Le Dr George Venters, un consultant britannique en santé publique, propose une hypothèse alternative sur le lien entre prion et nouveau variant de la maladie de Creutzfeldt-Jakob. Pour étayer son propos, il se base sur de nombreux critères : plausibilité biologique, degré d'association, consistance, temporalité de l'association, spécificité, relation dose-réponse, qualité des preuves et réversibilité.
Pas de preuve directe de l'infectiosité
« Le prion de l'encéphalopathie spongiforme bovine est connu pour induire des encéphalopathies à prion lorsqu'il est ingéré par d'autres espèces ; par analogie, ce type d'infection pourrait aussi avoir lieu chez l'homme. Mais il n'existe pas de preuve directe de son infectiosité chez l'homme. Pour cela, il faudrait prouver que le prion reste infectieux, malgré les techniques de cuisson, la digestion et son interaction avec le système immunitaire humain », estime l'auteur. Le Dr Venters rappelle aussi que la scrapie, une autre maladie à prions, n'atteint jamais l'espèce humaine et que l'injection intrathécale de prions de l'encéphalopathie spongiforme bovine à des souris transgéniques capables de produire du prion humain ne s'accompagne d'aucun signe clinique ou biologique d'infection. Pour le médecin britannique, « dans tous les cas décrits, le degré d'association entre l'exposition au prion et l'occurrence de la maladie n'est jamais connu ». En outre, l'origine géographique quasi exclusive des cas (Grande-Bretagne) rend toute étude comparative impossible.

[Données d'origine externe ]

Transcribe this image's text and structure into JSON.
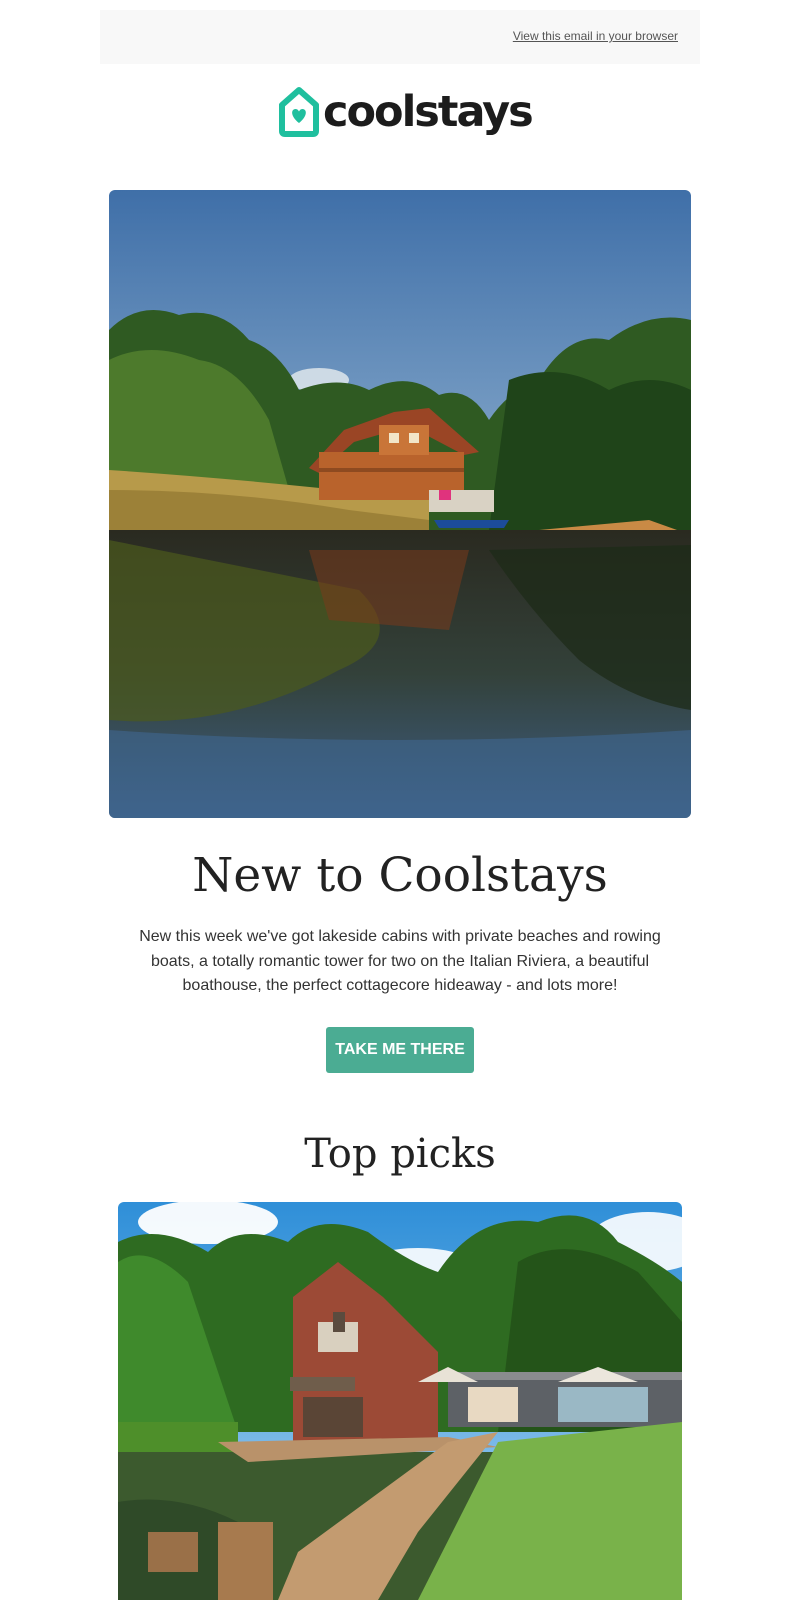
{
  "preheader": {
    "browser_link": "View this email in your browser"
  },
  "brand": {
    "name": "coolstays",
    "accent": "#1fbf9e"
  },
  "hero": {
    "image": "lakeside-log-cabin-photo",
    "title": "New to Coolstays",
    "body": "New this week we've got lakeside cabins with private beaches and rowing boats, a totally romantic tower for two on the Italian Riviera, a beautiful boathouse, the perfect cottagecore hideaway - and lots more!",
    "cta_label": "TAKE ME THERE",
    "cta_color": "#4bac93"
  },
  "top_picks": {
    "title": "Top picks",
    "items": [
      {
        "image": "brick-boathouse-jetty-photo"
      }
    ]
  }
}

L'aspect de la temporalité est aussi longuement détaillé. Les signes cliniques de cette maladie pourraient en effet être similaires à ceux de la forme classique de la maladie de Creutzfeldt-Jakob et les différences sémiologiques pourraient être liées à une meilleure prise en charge. Le Dr Venters rappelle, en outre, que le nombre des cas humains n'a pas suivi de manière parallèle dans le temps le nombre des cas animaux, comme cela aurait dû être le cas dans une maladie nouvelle. « Enfin, la création d'une unité de centralisation des cas de la maladie de Creutzfeldt-Jakob peut avoir incité les médecins à rapporter des formes atypiques - du type de celle décrite par Creutzfeldt - en plus des formes classiques - décrites par Jakob », analyse l'auteur.
Aucun argument biologique
Pour le Pr Dominique Dormont (CEA, Orsay), interrogé par « le Quotidien », « ce texte, purement théorique, ne fait appel à aucun argument biologique. Dès les premières descriptions de la maladie, l'idée de la mise en évidence d'une forme rare liée à une déclaration plus systématique de l'affection a été soutenue par certains chercheurs. Le travail du Dr Venters est néanmoins le premier article scientifiquement argumenté à être publié dans une revue à audience internationale. Deux grands arguments s'opposent aux théories développées par le médecin britannique : le nouveau variant de la maladie de Creutzfeldt-Jakob a principalement été décrit en Grande-Bretagne et les propretés biologiques du prion en cause dans la forme humaine sont superposables avec celles de l'agent bovin. Le "BMJ" a eu raison de faire paraître ce texte scientifiquement argumenté et il aura le mérite d'être le point de départ de discussions contradictoires d'une hypothèse biologique qui ne peut être écartée d'emblée ».
« BMJ », vol 323, pp. 858-861, 13 octobre 2001.